Pada sistem ekonomi Islam negara khilafah, barang tambang yang jumlahnya banyak terkategori jenis harta kepemilikan umum, dan arti kepemilikan umum itu adalah harta milik dari seluruh rakyat khilafah (muslim dan non muslim). Makna lain kepemilikan umum adalah bahwa harta tersebut tidak boleh dimiliki atau dikuasai oleh salah satu individu atau satu kelompok rakyat tertentu, bahkan negara pun tidak dibenarkan jika memiliki seluruh barang tambang, sebab itu milik umum. Jika pengolahan barang tambang tersebut membutuhkan teknologi dan manajemen perusahaan maka secara otomatis keberadaannya menjadi milik umum. Seperti yang ada di Indonesia, minyak bumi harusnya adalah milik umum (rakyat) bukan seperti yang tersebut dalam UUD 45 pasal 33 ayat 3 yang menyebutnya sebagai milik negara yang dikuasai negara, dan karena milik umum maka seharusnya Pertamina sebagai perusahaan pengolahnya dan penjualnya menjadi badan usaha milik umum. Sebagaimana dalam hadits Nabi saw:

Dari Abyadh bin Hamal: Abyad diceritakan telah meminta kepada Rasul untuk dapat mengelola suatu tambang garam. Rasul semula meluluskan permintaan itu, tapi segera diingatkan oleh seorang shahabat, “Wahai Rasulullah, tahukan engkau, apa yang engkau berikan kepadanya? Sesungguhnya engkau telah memberikan sesuatu yang bagaikan air mengalir (ma’u al-‘iddu)” Rasulullah kemudian bersabda : “Tariklah tambang tersebut darinya”. (HR. at Tirmidzi)
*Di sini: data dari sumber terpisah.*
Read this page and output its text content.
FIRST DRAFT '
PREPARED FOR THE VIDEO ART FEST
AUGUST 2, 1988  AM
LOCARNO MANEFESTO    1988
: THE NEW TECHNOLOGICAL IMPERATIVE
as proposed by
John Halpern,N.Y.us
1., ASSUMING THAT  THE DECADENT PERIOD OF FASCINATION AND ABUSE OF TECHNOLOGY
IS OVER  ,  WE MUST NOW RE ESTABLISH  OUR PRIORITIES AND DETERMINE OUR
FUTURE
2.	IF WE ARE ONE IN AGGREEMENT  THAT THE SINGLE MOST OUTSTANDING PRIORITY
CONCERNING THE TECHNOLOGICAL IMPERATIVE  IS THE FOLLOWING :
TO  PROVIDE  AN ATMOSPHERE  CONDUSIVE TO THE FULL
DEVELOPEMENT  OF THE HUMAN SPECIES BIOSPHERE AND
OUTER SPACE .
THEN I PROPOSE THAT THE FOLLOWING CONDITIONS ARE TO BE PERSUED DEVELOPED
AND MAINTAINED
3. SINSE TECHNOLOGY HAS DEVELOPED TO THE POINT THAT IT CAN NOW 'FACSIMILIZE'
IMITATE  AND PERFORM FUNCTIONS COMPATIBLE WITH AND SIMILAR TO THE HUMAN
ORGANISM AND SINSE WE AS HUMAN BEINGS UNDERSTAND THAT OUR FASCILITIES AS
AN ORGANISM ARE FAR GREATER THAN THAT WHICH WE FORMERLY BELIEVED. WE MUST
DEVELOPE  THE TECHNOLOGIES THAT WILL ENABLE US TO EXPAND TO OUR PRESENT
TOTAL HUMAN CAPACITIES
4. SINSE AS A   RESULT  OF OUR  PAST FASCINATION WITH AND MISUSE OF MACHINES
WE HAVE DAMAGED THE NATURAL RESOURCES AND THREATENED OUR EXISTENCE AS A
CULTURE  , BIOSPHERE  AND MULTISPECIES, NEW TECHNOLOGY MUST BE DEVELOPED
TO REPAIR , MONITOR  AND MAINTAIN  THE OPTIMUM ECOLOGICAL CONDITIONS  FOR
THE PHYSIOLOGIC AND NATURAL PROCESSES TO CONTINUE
Badan usaha milik umum adalah perusahaan yang menyajikan Rp. 0,- dalam laporan keuangannya (laporan laba rugi). Hasilnya adalah BEP (break even point), yaitu tidak memperoleh keuntungan juga tidak mengalami kerugian. Artinya harga produk yang dijual oleh perusahaan milik umum dan kemudian dibeli rakyat adalah harga yang hanya menutupi seluruh biaya produksinya. Seperti pertamina yang menjual BBM jenis premium kepada masyarakat pada tahun 2008 dengan harga /liter Rp. 6.000. seharusnya itu adalah harga jual yang sama karena memang biaya produksi minyak bumi dari mentah hingga siap konsumsi adalah Rp.6.000. namun kenyataannya tidak demikian, sebagaimana yang telah diperhitungkan oleh mantan Menko Ekonomi Kwik Kian Gie, bahwa biaya produksi BBM jenis premium /liter hanya Rp. 630 dan ini sudah termasuk biaya produksi, biaya pengolahan dan pengangkutan, sehingga dengan ini pertamina mengambil untung dari rakyat sebesar Rp. 5.370 /liter.
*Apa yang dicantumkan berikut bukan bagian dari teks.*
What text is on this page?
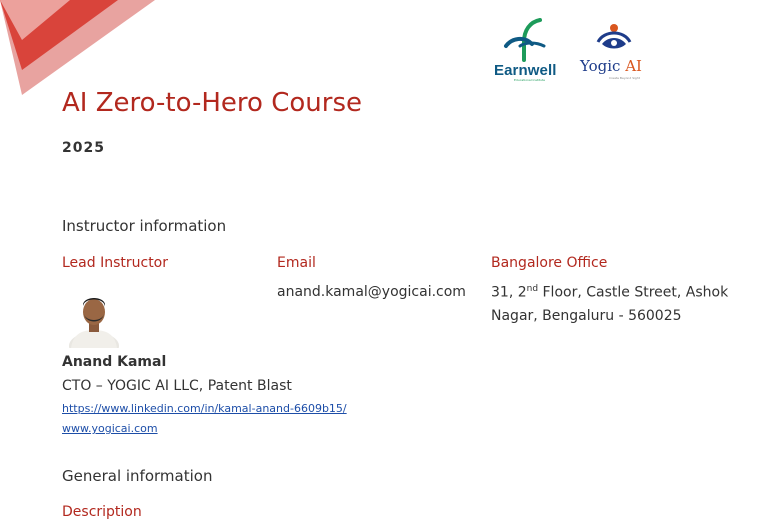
Earnwell
Educational Institute
Yogic AI
Create Beyond Sight
AI Zero-to-Hero Course
2025
Instructor information
Lead Instructor	Email	Bangalore Office
anand.kamal@yogicai.com 31, 2nd Floor, Castle Street, Ashok
Nagar, Bengaluru - 560025
Anand Kamal
CTO – YOGIC AI LLC, Patent Blast
https://www.linkedin.com/in/kamal-anand-6609b15/
www.yogicai.com
General information
Description
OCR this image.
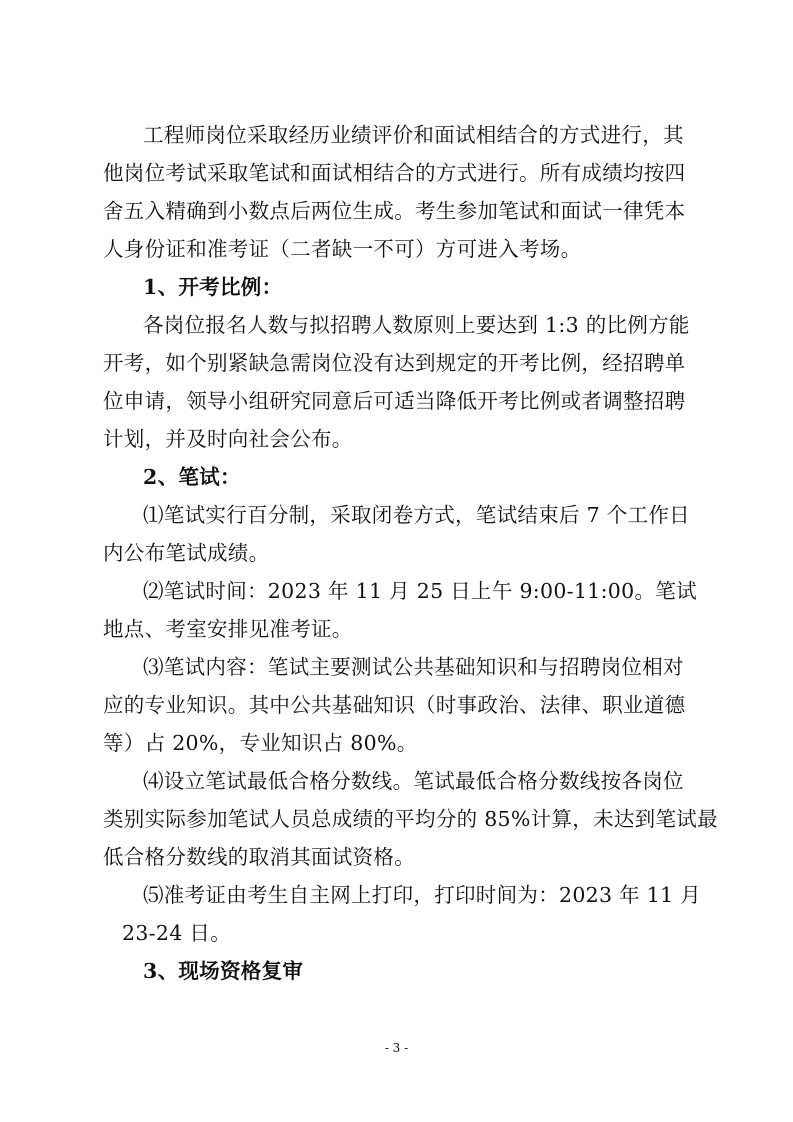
工程师岗位采取经历业绩评价和面试相结合的方式进行，其
他岗位考试采取笔试和面试相结合的方式进行。所有成绩均按四
舍五入精确到小数点后两位生成。考生参加笔试和面试一律凭本
人身份证和准考证（二者缺一不可）方可进入考场。
1、开考比例：
各岗位报名人数与拟招聘人数原则上要达到 1:3 的比例方能
开考，如个别紧缺急需岗位没有达到规定的开考比例，经招聘单
位申请，领导小组研究同意后可适当降低开考比例或者调整招聘
计划，并及时向社会公布。
2、笔试：
⑴笔试实行百分制，采取闭卷方式，笔试结束后 7 个工作日
内公布笔试成绩。
⑵笔试时间：2023 年 11 月 25 日上午 9:00-11:00。笔试
地点、考室安排见准考证。
⑶笔试内容：笔试主要测试公共基础知识和与招聘岗位相对
应的专业知识。其中公共基础知识（时事政治、法律、职业道德
等）占 20%，专业知识占 80%。
⑷设立笔试最低合格分数线。笔试最低合格分数线按各岗位
类别实际参加笔试人员总成绩的平均分的 85%计算，未达到笔试最
低合格分数线的取消其面试资格。
⑸准考证由考生自主网上打印，打印时间为：2023 年 11 月
23-24 日。
3、现场资格复审
- 3 -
Perusahaan negara yang seharusnya menjadi badan usaha milik umum adalah perusahaan yang memproduksi dan menjual harta berjenis kepemilikan umum, seperti PT. Pertamina, PT. Aneka Tambang, PT. Bukit Asam, PTPN, PT. Krakatau Steel, dan perusahaan-perusahaan tambang lainnya baik yang sekarang dikuasai swasta lokal maupun swasta asing seperti PT. Freeport dan PT. Lapindo. Demikian juga perusahaan listrik negara PT. PLN, karena memproduksi energi dan bahan bakarnya juga berasal dari tambang, maka seharusnya perusahaan ini menjadi badan usaha milik umum, dimana laporan keuangan laba ruginya menyajikan Rp. 0.- sehingga listrik yang dibayar oleh rakyat tidak mengandung keuntungan bagi perusahaan. Namun tidak demikian faktanya di Indonesia, pada tahun 2019 PT. PLN melaporkan keuntungannya mencapai 4,27 Triliun. Yang bisa jadi keuntungan ini menjadi lebih besar lagi jika bahan bakar yang digunakan dengan biaya yang lebih murah lagi, seperti BBM yang dihasilkan Pertamina jika statusnya menjadi badan usaha milik umum, bukan milik negara.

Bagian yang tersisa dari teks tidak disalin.